Mistral shares the view that AI software should be open source, meaning that the programming codes should be available for anyone to copy, modify or reuse. Supporters say allowing other researchers to see the code will make the systems more secure and boost economic growth by accelerating their use among businesses and governments for applications such as accounting, customer service and database searches. This week, Mistral released the latest version of its model online for anyone to download.

OpenAI and Anthropic, on the other hand, keep their platforms closed. Open source is dangerous, they argue, because it has the potential to be co-opted for bad purposes, such as spreading disinformation – or even create destructive AI-powered weapons.

Mensch dismissed such concerns as the narrative of “a fear-mongering lobby” that includes Google, Microsoft and Amazon, which he said sought to cement their dominance by persuading policymakers to enact rules that would crush their rivals.

The biggest risk of AI, Mensch added, is that it drives a revolution in the workplace, eliminating some jobs and creating new ones that will require retraining. “It's coming faster than previous revolutions,” he said, “not in 10 years, but rather in two.”

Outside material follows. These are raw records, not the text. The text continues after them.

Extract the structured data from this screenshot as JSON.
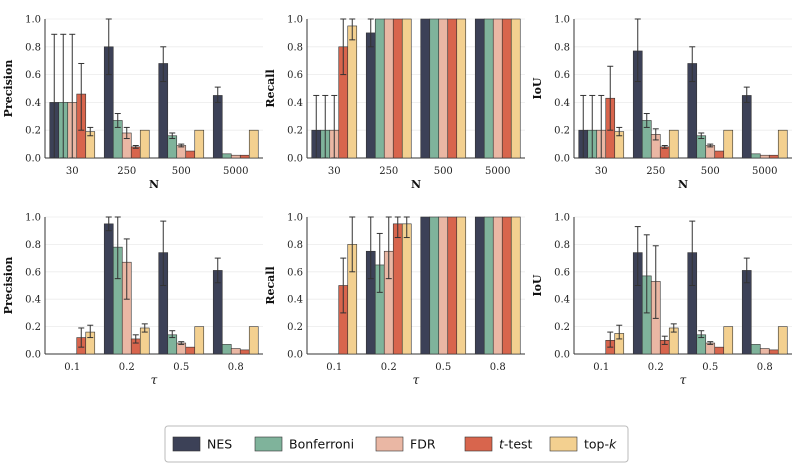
{
  "colors": {
    "NES": "#3c4157",
    "Bonferroni": "#7fb39b",
    "FDR": "#eab7a4",
    "t-test": "#d8654d",
    "top-k": "#f3d090"
  },
  "legend": [
    {
      "key": "NES",
      "label": "NES"
    },
    {
      "key": "Bonferroni",
      "label": "Bonferroni"
    },
    {
      "key": "FDR",
      "label": "FDR"
    },
    {
      "key": "t-test",
      "label": "t",
      "suffix": "-test",
      "italic_prefix": true
    },
    {
      "key": "top-k",
      "label": "top-",
      "suffix": "k",
      "italic_suffix": true
    }
  ],
  "chart_data": [
    {
      "type": "bar",
      "ylabel": "Precision",
      "xlabel": "N",
      "categories": [
        "30",
        "250",
        "500",
        "5000"
      ],
      "ylim": [
        0,
        1
      ],
      "yticks": [
        "0.0",
        "0.2",
        "0.4",
        "0.6",
        "0.8",
        "1.0"
      ],
      "series": [
        {
          "name": "NES",
          "values": [
            0.4,
            0.8,
            0.68,
            0.45
          ],
          "err_low": [
            0.0,
            0.6,
            0.55,
            0.4
          ],
          "err_high": [
            0.89,
            1.0,
            0.8,
            0.51
          ]
        },
        {
          "name": "Bonferroni",
          "values": [
            0.4,
            0.27,
            0.16,
            0.03
          ],
          "err_low": [
            0.0,
            0.22,
            0.14,
            null
          ],
          "err_high": [
            0.89,
            0.32,
            0.18,
            null
          ]
        },
        {
          "name": "FDR",
          "values": [
            0.4,
            0.18,
            0.09,
            0.02
          ],
          "err_low": [
            0.0,
            0.14,
            0.08,
            null
          ],
          "err_high": [
            0.89,
            0.22,
            0.1,
            null
          ]
        },
        {
          "name": "t-test",
          "values": [
            0.46,
            0.08,
            0.05,
            0.02
          ],
          "err_low": [
            0.2,
            0.07,
            null,
            null
          ],
          "err_high": [
            0.68,
            0.09,
            null,
            null
          ]
        },
        {
          "name": "top-k",
          "values": [
            0.19,
            0.2,
            0.2,
            0.2
          ],
          "err_low": [
            0.16,
            null,
            null,
            null
          ],
          "err_high": [
            0.22,
            null,
            null,
            null
          ]
        }
      ]
    },
    {
      "type": "bar",
      "ylabel": "Recall",
      "xlabel": "N",
      "categories": [
        "30",
        "250",
        "500",
        "5000"
      ],
      "ylim": [
        0,
        1
      ],
      "yticks": [
        "0.0",
        "0.2",
        "0.4",
        "0.6",
        "0.8",
        "1.0"
      ],
      "series": [
        {
          "name": "NES",
          "values": [
            0.2,
            0.9,
            1.0,
            1.0
          ],
          "err_low": [
            0.0,
            0.8,
            null,
            null
          ],
          "err_high": [
            0.45,
            1.0,
            null,
            null
          ]
        },
        {
          "name": "Bonferroni",
          "values": [
            0.2,
            1.0,
            1.0,
            1.0
          ],
          "err_low": [
            0.0,
            null,
            null,
            null
          ],
          "err_high": [
            0.45,
            null,
            null,
            null
          ]
        },
        {
          "name": "FDR",
          "values": [
            0.2,
            1.0,
            1.0,
            1.0
          ],
          "err_low": [
            0.0,
            null,
            null,
            null
          ],
          "err_high": [
            0.45,
            null,
            null,
            null
          ]
        },
        {
          "name": "t-test",
          "values": [
            0.8,
            1.0,
            1.0,
            1.0
          ],
          "err_low": [
            0.6,
            null,
            null,
            null
          ],
          "err_high": [
            1.0,
            null,
            null,
            null
          ]
        },
        {
          "name": "top-k",
          "values": [
            0.95,
            1.0,
            1.0,
            1.0
          ],
          "err_low": [
            0.85,
            null,
            null,
            null
          ],
          "err_high": [
            1.0,
            null,
            null,
            null
          ]
        }
      ]
    },
    {
      "type": "bar",
      "ylabel": "IoU",
      "xlabel": "N",
      "categories": [
        "30",
        "250",
        "500",
        "5000"
      ],
      "ylim": [
        0,
        1
      ],
      "yticks": [
        "0.0",
        "0.2",
        "0.4",
        "0.6",
        "0.8",
        "1.0"
      ],
      "series": [
        {
          "name": "NES",
          "values": [
            0.2,
            0.77,
            0.68,
            0.45
          ],
          "err_low": [
            0.0,
            0.55,
            0.55,
            0.4
          ],
          "err_high": [
            0.45,
            1.0,
            0.8,
            0.51
          ]
        },
        {
          "name": "Bonferroni",
          "values": [
            0.2,
            0.27,
            0.16,
            0.03
          ],
          "err_low": [
            0.0,
            0.22,
            0.14,
            null
          ],
          "err_high": [
            0.45,
            0.32,
            0.18,
            null
          ]
        },
        {
          "name": "FDR",
          "values": [
            0.2,
            0.17,
            0.09,
            0.02
          ],
          "err_low": [
            0.0,
            0.13,
            0.08,
            null
          ],
          "err_high": [
            0.45,
            0.21,
            0.1,
            null
          ]
        },
        {
          "name": "t-test",
          "values": [
            0.43,
            0.08,
            0.05,
            0.02
          ],
          "err_low": [
            0.2,
            0.07,
            null,
            null
          ],
          "err_high": [
            0.66,
            0.09,
            null,
            null
          ]
        },
        {
          "name": "top-k",
          "values": [
            0.19,
            0.2,
            0.2,
            0.2
          ],
          "err_low": [
            0.16,
            null,
            null,
            null
          ],
          "err_high": [
            0.22,
            null,
            null,
            null
          ]
        }
      ]
    },
    {
      "type": "bar",
      "ylabel": "Precision",
      "xlabel": "τ",
      "categories": [
        "0.1",
        "0.2",
        "0.5",
        "0.8"
      ],
      "ylim": [
        0,
        1
      ],
      "yticks": [
        "0.0",
        "0.2",
        "0.4",
        "0.6",
        "0.8",
        "1.0"
      ],
      "series": [
        {
          "name": "NES",
          "values": [
            0.0,
            0.95,
            0.74,
            0.61
          ],
          "err_low": [
            null,
            0.9,
            0.5,
            0.52
          ],
          "err_high": [
            null,
            1.0,
            0.97,
            0.7
          ]
        },
        {
          "name": "Bonferroni",
          "values": [
            0.0,
            0.78,
            0.14,
            0.07
          ],
          "err_low": [
            null,
            0.55,
            0.12,
            null
          ],
          "err_high": [
            null,
            1.0,
            0.17,
            null
          ]
        },
        {
          "name": "FDR",
          "values": [
            0.0,
            0.67,
            0.08,
            0.04
          ],
          "err_low": [
            null,
            0.4,
            0.07,
            null
          ],
          "err_high": [
            null,
            0.84,
            0.09,
            null
          ]
        },
        {
          "name": "t-test",
          "values": [
            0.12,
            0.11,
            0.05,
            0.03
          ],
          "err_low": [
            0.05,
            0.08,
            null,
            null
          ],
          "err_high": [
            0.19,
            0.14,
            null,
            null
          ]
        },
        {
          "name": "top-k",
          "values": [
            0.16,
            0.19,
            0.2,
            0.2
          ],
          "err_low": [
            0.12,
            0.16,
            null,
            null
          ],
          "err_high": [
            0.21,
            0.22,
            null,
            null
          ]
        }
      ]
    },
    {
      "type": "bar",
      "ylabel": "Recall",
      "xlabel": "τ",
      "categories": [
        "0.1",
        "0.2",
        "0.5",
        "0.8"
      ],
      "ylim": [
        0,
        1
      ],
      "yticks": [
        "0.0",
        "0.2",
        "0.4",
        "0.6",
        "0.8",
        "1.0"
      ],
      "series": [
        {
          "name": "NES",
          "values": [
            0.0,
            0.75,
            1.0,
            1.0
          ],
          "err_low": [
            null,
            0.55,
            null,
            null
          ],
          "err_high": [
            null,
            1.0,
            null,
            null
          ]
        },
        {
          "name": "Bonferroni",
          "values": [
            0.0,
            0.65,
            1.0,
            1.0
          ],
          "err_low": [
            null,
            0.45,
            null,
            null
          ],
          "err_high": [
            null,
            0.88,
            null,
            null
          ]
        },
        {
          "name": "FDR",
          "values": [
            0.0,
            0.75,
            1.0,
            1.0
          ],
          "err_low": [
            null,
            0.55,
            null,
            null
          ],
          "err_high": [
            null,
            1.0,
            null,
            null
          ]
        },
        {
          "name": "t-test",
          "values": [
            0.5,
            0.95,
            1.0,
            1.0
          ],
          "err_low": [
            0.3,
            0.85,
            null,
            null
          ],
          "err_high": [
            0.7,
            1.0,
            null,
            null
          ]
        },
        {
          "name": "top-k",
          "values": [
            0.8,
            0.95,
            1.0,
            1.0
          ],
          "err_low": [
            0.6,
            0.85,
            null,
            null
          ],
          "err_high": [
            1.0,
            1.0,
            null,
            null
          ]
        }
      ]
    },
    {
      "type": "bar",
      "ylabel": "IoU",
      "xlabel": "τ",
      "categories": [
        "0.1",
        "0.2",
        "0.5",
        "0.8"
      ],
      "ylim": [
        0,
        1
      ],
      "yticks": [
        "0.0",
        "0.2",
        "0.4",
        "0.6",
        "0.8",
        "1.0"
      ],
      "series": [
        {
          "name": "NES",
          "values": [
            0.0,
            0.74,
            0.74,
            0.61
          ],
          "err_low": [
            null,
            0.5,
            0.5,
            0.52
          ],
          "err_high": [
            null,
            0.93,
            0.97,
            0.7
          ]
        },
        {
          "name": "Bonferroni",
          "values": [
            0.0,
            0.57,
            0.14,
            0.07
          ],
          "err_low": [
            null,
            0.3,
            0.12,
            null
          ],
          "err_high": [
            null,
            0.87,
            0.17,
            null
          ]
        },
        {
          "name": "FDR",
          "values": [
            0.0,
            0.53,
            0.08,
            0.04
          ],
          "err_low": [
            null,
            0.26,
            0.07,
            null
          ],
          "err_high": [
            null,
            0.79,
            0.09,
            null
          ]
        },
        {
          "name": "t-test",
          "values": [
            0.1,
            0.1,
            0.05,
            0.03
          ],
          "err_low": [
            0.05,
            0.07,
            null,
            null
          ],
          "err_high": [
            0.16,
            0.13,
            null,
            null
          ]
        },
        {
          "name": "top-k",
          "values": [
            0.15,
            0.19,
            0.2,
            0.2
          ],
          "err_low": [
            0.11,
            0.16,
            null,
            null
          ],
          "err_high": [
            0.21,
            0.22,
            null,
            null
          ]
        }
      ]
    }
  ]
}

Mensch, who grew up in a family of scientists, said he was fascinated by computers from an early age and learned to program when he was 11. He played video games avidly until age 15, when he decided he could “do better things.” with my time.” After graduating from two elite French universities, the École Polytechnique and the École Normale Supérieure, he became an academic researcher in 2020 at France's prestigious National Center for Scientific Research. But he soon turned to DeepMind, an artificial intelligence lab acquired by Google, to learn about the industry and become an entrepreneur.

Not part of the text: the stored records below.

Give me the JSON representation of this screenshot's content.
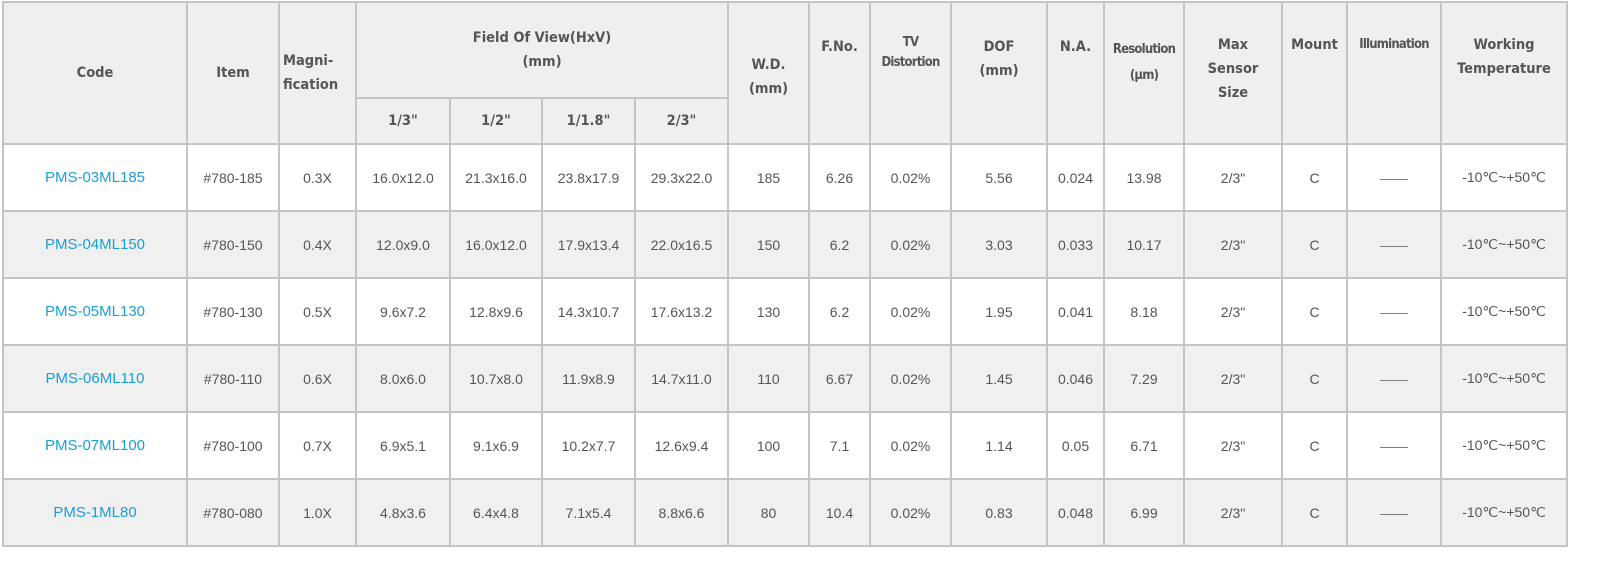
{
  "headers": {
    "code": "Code",
    "item": "Item",
    "magnification": "Magni-\nfication",
    "fov": "Field Of View(HxV)\n(mm)",
    "fov_sizes": [
      "1/3\"",
      "1/2\"",
      "1/1.8\"",
      "2/3\""
    ],
    "wd": "W.D.\n(mm)",
    "fno": "F.No.",
    "tv": "TV\nDistortion",
    "dof": "DOF\n(mm)",
    "na": "N.A.",
    "resolution": "Resolution\n(μm)",
    "sensor": "Max\nSensor\nSize",
    "mount": "Mount",
    "illumination": "Illumination",
    "temp": "Working\nTemperature"
  },
  "colors": {
    "link": "#1a9fd6",
    "header_bg": "#efefef",
    "alt_row": "#f0f0f0"
  },
  "rows": [
    [
      "PMS-03ML185",
      "#780-185",
      "0.3X",
      "16.0x12.0",
      "21.3x16.0",
      "23.8x17.9",
      "29.3x22.0",
      "185",
      "6.26",
      "0.02%",
      "5.56",
      "0.024",
      "13.98",
      "2/3\"",
      "C",
      "——",
      "-10℃~+50℃"
    ],
    [
      "PMS-04ML150",
      "#780-150",
      "0.4X",
      "12.0x9.0",
      "16.0x12.0",
      "17.9x13.4",
      "22.0x16.5",
      "150",
      "6.2",
      "0.02%",
      "3.03",
      "0.033",
      "10.17",
      "2/3\"",
      "C",
      "——",
      "-10℃~+50℃"
    ],
    [
      "PMS-05ML130",
      "#780-130",
      "0.5X",
      "9.6x7.2",
      "12.8x9.6",
      "14.3x10.7",
      "17.6x13.2",
      "130",
      "6.2",
      "0.02%",
      "1.95",
      "0.041",
      "8.18",
      "2/3\"",
      "C",
      "——",
      "-10℃~+50℃"
    ],
    [
      "PMS-06ML110",
      "#780-110",
      "0.6X",
      "8.0x6.0",
      "10.7x8.0",
      "11.9x8.9",
      "14.7x11.0",
      "110",
      "6.67",
      "0.02%",
      "1.45",
      "0.046",
      "7.29",
      "2/3\"",
      "C",
      "——",
      "-10℃~+50℃"
    ],
    [
      "PMS-07ML100",
      "#780-100",
      "0.7X",
      "6.9x5.1",
      "9.1x6.9",
      "10.2x7.7",
      "12.6x9.4",
      "100",
      "7.1",
      "0.02%",
      "1.14",
      "0.05",
      "6.71",
      "2/3\"",
      "C",
      "——",
      "-10℃~+50℃"
    ],
    [
      "PMS-1ML80",
      "#780-080",
      "1.0X",
      "4.8x3.6",
      "6.4x4.8",
      "7.1x5.4",
      "8.8x6.6",
      "80",
      "10.4",
      "0.02%",
      "0.83",
      "0.048",
      "6.99",
      "2/3\"",
      "C",
      "——",
      "-10℃~+50℃"
    ]
  ]
}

When ChatGPT burst onto the scene in 2022, Mensch teamed up with his college friends, who decided they could do the same or better in France. In the company's spacious workspace, a group of sneaker-wearing scientists and programmers now busily tap away at keyboards, encoding and feeding digital text scraped from the Internet, as well as reams of 19th-century French literature, no longer subject to copyright. From author. law, in the great linguistic model of the company.

Mensch said he was uncomfortable with Silicon Valley's “very religious” fascination with the concept of artificial general intelligence, the point at which, tech leaders such as Elon Musk and Sam Altman believe, Computers will surpass the cognitive capacity of humans, with potentially dire consequences.

“All of AGI's rhetoric is about God's creation,” he said. “I do not believe in God. I am a strong atheist. So I don't believe in AGI”

A more imminent threat, he said, is what American AI giants pose to cultures around the world.

“These models are producing content and shaping our cultural understanding of the world,” Mensch said. “And it turns out that French values ​​and American values ​​differ in subtle but important ways.”

With his growing influence, Mensch has intensified his calls for lighter regulation, warning that restrictions will harm innovation. Last fall, France successfully lobbied in Brussels to limit regulation of open source AI systems in the European Union's new Artificial Intelligence Law, a victory that helps Mistral maintain a rapid pace of development.

“If Mistral becomes a major technical power,” said O, the former digital minister who led the lobbying effort, “it will be beneficial for all of Europe.”